What Happens If We Forget Education?

Show code
model_no_ctrl   <- lm(life_exp ~ gdp, data = ctrl)
model_with_ctrl <- lm(life_exp ~ gdp + education, data = ctrl)

modelsummary(list("Life Exp" = model_no_ctrl,
                  "Life Exp" = model_with_ctrl),
  estimate  = "{estimate}{stars} ({std.error})",
  statistic = NULL,
  gof_omit = 'IC|RMSE|Log|F|R2$|Std.')
Life Exp Life Exp
(Intercept) 47.854*** (1.089) 45.131*** (0.427)
gdp 0.808*** (0.035) 0.170*** (0.032)
education 1.535*** (0.070)
Num.Obs. 80 80
R2 Adj. 0.871 0.982

What Just Happened?


  • Without education: the GDP coefficient is inflated
  • With education: it drops dramatically, closer to God’s truth (0.2)
  • Why? GDP and education are correlated
  • GDP was getting credit for education’s work
  • This is omitted variable bias

Interpretation With Controls


Without controls:

“A $1,000 increase in GDP is associated with a 0.81 year increase in life expectancy.”

With controls:

“Holding education constant, a $1,000 increase in GDP is associated with a 0.17 year increase.”

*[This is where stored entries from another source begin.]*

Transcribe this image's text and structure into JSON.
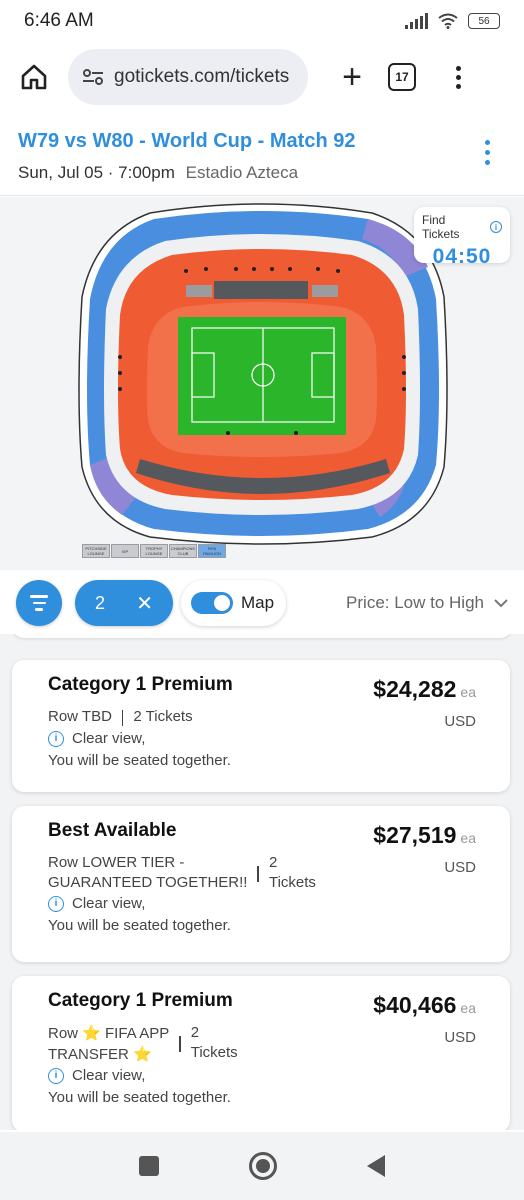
{
  "status_bar": {
    "time": "6:46 AM",
    "battery": "56"
  },
  "browser": {
    "url": "gotickets.com/tickets",
    "tab_count": "17"
  },
  "event": {
    "title": "W79 vs W80 - World Cup - Match 92",
    "datetime": "Sun, Jul 05 · 7:00pm",
    "venue": "Estadio Azteca"
  },
  "timer": {
    "label": "Find Tickets",
    "value": "04:50"
  },
  "legend": [
    "PITCHSIDE LOUNGE",
    "VIP",
    "TROPHY LOUNGE",
    "CHAMPIONS CLUB",
    "FIFA PAVILION"
  ],
  "filters": {
    "quantity": "2",
    "map_label": "Map",
    "sort_label": "Price: Low to High"
  },
  "listings": [
    {
      "title": "Category 1 Premium",
      "price": "$24,282",
      "price_unit": "ea",
      "currency": "USD",
      "row": "Row TBD",
      "tickets": "2 Tickets",
      "feature": "Clear view,",
      "note": "You will be seated together."
    },
    {
      "title": "Best Available",
      "price": "$27,519",
      "price_unit": "ea",
      "currency": "USD",
      "row_line1": "Row LOWER TIER -",
      "row_line2": "GUARANTEED TOGETHER!!",
      "tickets_line1": "2",
      "tickets_line2": "Tickets",
      "feature": "Clear view,",
      "note": "You will be seated together."
    },
    {
      "title": "Category 1 Premium",
      "price": "$40,466",
      "price_unit": "ea",
      "currency": "USD",
      "row_line1": "Row ⭐ FIFA APP",
      "row_line2": "TRANSFER ⭐",
      "tickets_line1": "2",
      "tickets_line2": "Tickets",
      "feature": "Clear view,",
      "note": "You will be seated together."
    }
  ]
}
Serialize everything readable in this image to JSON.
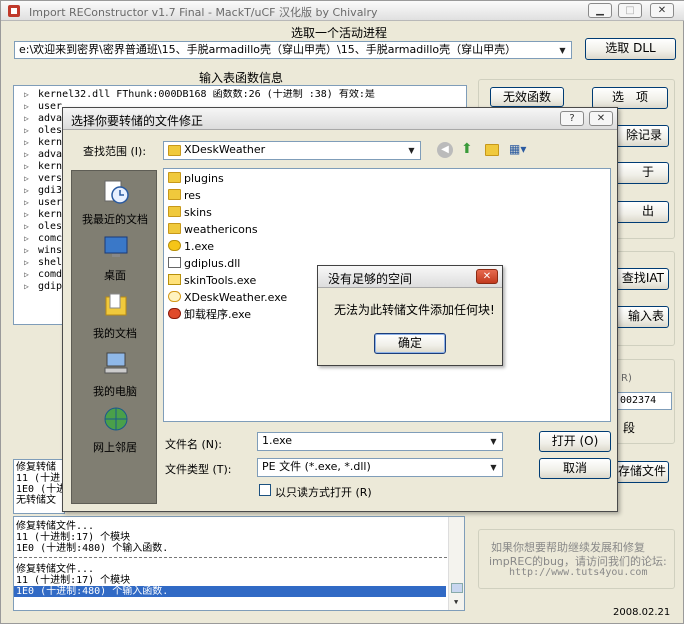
{
  "app": {
    "title": "Import REConstructor v1.7 Final - MackT/uCF 汉化版 by Chivalry",
    "process_label": "选取一个活动进程",
    "process_value": "e:\\欢迎来到密界\\密界普通班\\15、手脱armadillo壳（穿山甲壳）\\15、手脱armadillo壳（穿山甲壳）",
    "select_dll_label": "选取 DLL",
    "imports_label": "输入表函数信息",
    "tree_items": [
      "kernel32.dll FThunk:000DB168 函数数:26 (十进制 :38) 有效:是",
      "user",
      "adva",
      "oles",
      "kern",
      "adva",
      "kern",
      "vers",
      "gdi3",
      "user",
      "kern",
      "oles",
      "comc",
      "wins",
      "shel",
      "comd",
      "gdip"
    ],
    "right_buttons": [
      "无效函数",
      "选　项",
      "除记录",
      "于",
      "出",
      "查找IAT",
      "输入表",
      "存储文件"
    ],
    "side_text_1": "R)",
    "side_value": "002374",
    "side_text_2": "段",
    "log_top": [
      "修复转储",
      "11 (十进",
      "1E0 (十进",
      "无转储文"
    ],
    "log_bottom": [
      "修复转储文件...",
      "11 (十进制:17) 个模块",
      "1E0 (十进制:480) 个输入函数.",
      "",
      "修复转储文件...",
      "11 (十进制:17) 个模块",
      "1E0 (十进制:480) 个输入函数."
    ],
    "footer_text_1": "如果你想要帮助继续发展和修复",
    "footer_text_2": "impREC的bug，请访问我们的论坛:",
    "footer_url": "http://www.tuts4you.com",
    "date": "2008.02.21"
  },
  "dialog": {
    "title": "选择你要转储的文件修正",
    "lookin_label": "查找范围 (I):",
    "lookin_value": "XDeskWeather",
    "places": [
      "我最近的文档",
      "桌面",
      "我的文档",
      "我的电脑",
      "网上邻居"
    ],
    "files": [
      "plugins",
      "res",
      "skins",
      "weathericons",
      "1.exe",
      "gdiplus.dll",
      "skinTools.exe",
      "XDeskWeather.exe",
      "卸载程序.exe"
    ],
    "filename_label": "文件名 (N):",
    "filename_value": "1.exe",
    "filetype_label": "文件类型 (T):",
    "filetype_value": "PE 文件 (*.exe, *.dll)",
    "readonly_label": "以只读方式打开 (R)",
    "open_label": "打开 (O)",
    "cancel_label": "取消"
  },
  "messagebox": {
    "title": "没有足够的空间",
    "message": "无法为此转储文件添加任何块!",
    "ok_label": "确定"
  },
  "colors": {
    "selection": "#316ac5",
    "dialog_border": "#4a4a4a"
  }
}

“Holding constant” = comparing countries with the same education level.

Controls and Causality

Does Controlling Make It Causal?


  • Remember the causality lectures: a causal effect is about the counterfactual
  • “What would have happened to this country if its GDP were higher, but everything else was held constant?

When Can We Make Causal Claims?


We need a good reason for why the contrasts we’re estimating are causal.

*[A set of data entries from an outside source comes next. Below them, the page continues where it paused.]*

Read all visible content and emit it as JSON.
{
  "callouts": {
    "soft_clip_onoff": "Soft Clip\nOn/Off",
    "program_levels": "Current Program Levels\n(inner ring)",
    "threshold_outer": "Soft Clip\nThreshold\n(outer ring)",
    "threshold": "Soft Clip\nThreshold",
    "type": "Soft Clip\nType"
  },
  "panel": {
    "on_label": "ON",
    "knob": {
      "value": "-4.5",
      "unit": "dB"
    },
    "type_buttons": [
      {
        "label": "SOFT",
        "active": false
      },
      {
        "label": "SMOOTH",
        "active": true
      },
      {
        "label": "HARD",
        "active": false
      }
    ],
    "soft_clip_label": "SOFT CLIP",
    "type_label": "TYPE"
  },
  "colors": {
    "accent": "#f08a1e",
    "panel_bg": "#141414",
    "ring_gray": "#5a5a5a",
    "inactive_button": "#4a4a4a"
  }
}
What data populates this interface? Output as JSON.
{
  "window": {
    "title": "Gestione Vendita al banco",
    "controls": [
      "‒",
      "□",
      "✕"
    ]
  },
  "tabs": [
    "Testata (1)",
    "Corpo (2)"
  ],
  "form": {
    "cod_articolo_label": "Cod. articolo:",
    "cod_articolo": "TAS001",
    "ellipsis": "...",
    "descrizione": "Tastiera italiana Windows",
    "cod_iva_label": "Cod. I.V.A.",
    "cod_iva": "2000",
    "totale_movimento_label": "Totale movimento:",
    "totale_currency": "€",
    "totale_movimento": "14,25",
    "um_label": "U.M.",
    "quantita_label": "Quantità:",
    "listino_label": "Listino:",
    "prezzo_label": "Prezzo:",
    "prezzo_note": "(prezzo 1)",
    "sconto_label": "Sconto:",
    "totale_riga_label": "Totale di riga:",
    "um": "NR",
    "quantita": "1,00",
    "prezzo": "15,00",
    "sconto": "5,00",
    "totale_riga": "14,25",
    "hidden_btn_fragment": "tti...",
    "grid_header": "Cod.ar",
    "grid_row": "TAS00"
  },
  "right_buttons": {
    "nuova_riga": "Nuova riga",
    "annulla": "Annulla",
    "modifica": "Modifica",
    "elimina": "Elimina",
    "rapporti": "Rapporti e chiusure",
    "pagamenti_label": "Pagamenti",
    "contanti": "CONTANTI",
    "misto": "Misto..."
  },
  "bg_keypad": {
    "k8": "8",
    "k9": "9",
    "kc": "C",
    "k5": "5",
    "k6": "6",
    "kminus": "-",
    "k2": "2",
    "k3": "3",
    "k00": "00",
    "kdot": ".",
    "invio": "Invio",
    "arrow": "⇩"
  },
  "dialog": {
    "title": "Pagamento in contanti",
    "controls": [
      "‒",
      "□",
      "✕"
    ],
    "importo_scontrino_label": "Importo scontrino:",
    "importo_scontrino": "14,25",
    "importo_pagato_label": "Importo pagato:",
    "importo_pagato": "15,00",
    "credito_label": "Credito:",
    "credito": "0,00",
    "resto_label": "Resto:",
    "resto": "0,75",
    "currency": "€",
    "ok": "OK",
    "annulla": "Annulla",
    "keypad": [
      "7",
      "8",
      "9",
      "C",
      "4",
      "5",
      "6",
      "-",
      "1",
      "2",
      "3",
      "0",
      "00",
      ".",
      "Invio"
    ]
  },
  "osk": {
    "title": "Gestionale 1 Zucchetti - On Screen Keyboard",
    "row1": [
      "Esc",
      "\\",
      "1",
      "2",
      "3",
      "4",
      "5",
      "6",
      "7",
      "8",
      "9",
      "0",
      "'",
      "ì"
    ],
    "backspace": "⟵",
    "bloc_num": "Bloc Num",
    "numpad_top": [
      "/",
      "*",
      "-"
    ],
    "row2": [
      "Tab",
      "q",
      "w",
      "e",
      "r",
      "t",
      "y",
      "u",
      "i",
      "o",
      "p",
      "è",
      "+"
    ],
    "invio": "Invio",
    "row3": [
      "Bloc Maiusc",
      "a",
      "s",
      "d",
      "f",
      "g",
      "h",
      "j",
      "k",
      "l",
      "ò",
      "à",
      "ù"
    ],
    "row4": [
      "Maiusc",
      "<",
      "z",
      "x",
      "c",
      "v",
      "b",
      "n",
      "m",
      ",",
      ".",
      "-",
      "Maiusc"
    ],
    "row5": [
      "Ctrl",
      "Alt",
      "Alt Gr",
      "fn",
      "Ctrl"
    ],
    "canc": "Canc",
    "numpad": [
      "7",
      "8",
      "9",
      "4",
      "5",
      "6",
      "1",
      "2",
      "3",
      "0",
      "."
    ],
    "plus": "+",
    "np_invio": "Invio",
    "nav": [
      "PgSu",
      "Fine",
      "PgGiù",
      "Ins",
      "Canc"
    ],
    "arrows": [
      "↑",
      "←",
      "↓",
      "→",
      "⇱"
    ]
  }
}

  • That reason always comes back to the same thing: the average counterfactual is valid
  • The comparison group is a good stand-in for what would have happened without the treatment
  • This is an assumption about the world, not about the model

Running OLS in R

The Full Workflow

# Fit the model
model <- lm(life_exp ~ gdp, data = countries)

# See the full output
summary(model)

Call:
lm(formula = life_exp ~ gdp, data = countries)

Residuals:
     Min       1Q   Median       3Q      Max 
-12.1672  -2.1310   0.4795   2.3804  10.7122 

Coefficients:
            Estimate Std. Error t value            Pr(>|t|)    
(Intercept)  54.6994     0.8775   62.33 <0.0000000000000002 ***
gdp           0.4204     0.0282   14.91 <0.0000000000000002 ***
---
Signif. codes:  0 '***' 0.001 '**' 0.01 '*' 0.05 '.' 0.1 ' ' 1

Residual standard error: 3.758 on 78 degrees of freedom
Multiple R-squared:  0.7402,    Adjusted R-squared:  0.7369 
F-statistic: 222.2 on 1 and 78 DF,  p-value: < 0.00000000000000022

What Each Piece Means


  • Estimate: the intercept and slope are our best guesses of \(\alpha\) and \(\beta\)
  • Std. Error: the standard deviation of the sampling distribution of our estimates
  • Pr(>|t|): how likely we’d see an estimate this large if the true value were zero
  • R-squared: fraction of variation in \(Y\) explained by \(Xs\) (0 = nothing, 1 = everything)

Interpreting the Slope

coef(model)
(Intercept)         gdp 
 54.6994253   0.4204093 


Interpretation: “A one unit ($1k) increase in GDP per capita is associated with a 0.42 year increase in life expectancy.”

Or: “A $10k increase in GDP is associated with a 4.2 year increase in life expectancy.”

Clean Output with modelsummary()

modelsummary(model,
  estimate  = "{estimate}{stars} ({std.error})",
  statistic = NULL,
  gof_omit = 'IC|RMSE|Log|F|R2$|Std.')
Model 1
(Intercept) 54.699*** (0.878)
gdp 0.420*** (0.028)
Num.Obs. 80
R2 Adj. 0.737

Visualize the Line

ggplot(countries, aes(x = gdp, y = life_exp)) +
  geom_point(size = 3, alpha = 0.6, color = "#011F5B") +
  geom_smooth(method = "lm", color = "red", fill = "red", alpha = 0.15) +
  labs(x = "GDP per capita (thousands USD)", y = "Life expectancy",
       title = "OLS line with confidence band") +
  theme_minimal(base_size = 18)

Wrapping Up

What Regression Gives You


  1. A best (linear) guess of \(Y\) for any value of \(X\) (prediction)
  2. A slope that tells you how \(Y\) changes when \(X\) changes (association)
  3. The ability to control for other variables, or hold them constant

What Regression Does NOT Give You


  • Causality does not come from the model, it comes from the persuasivness of your research design
  • A theory of the world! Controls only help if you’ve identified the right confounders (think about your DAGs!)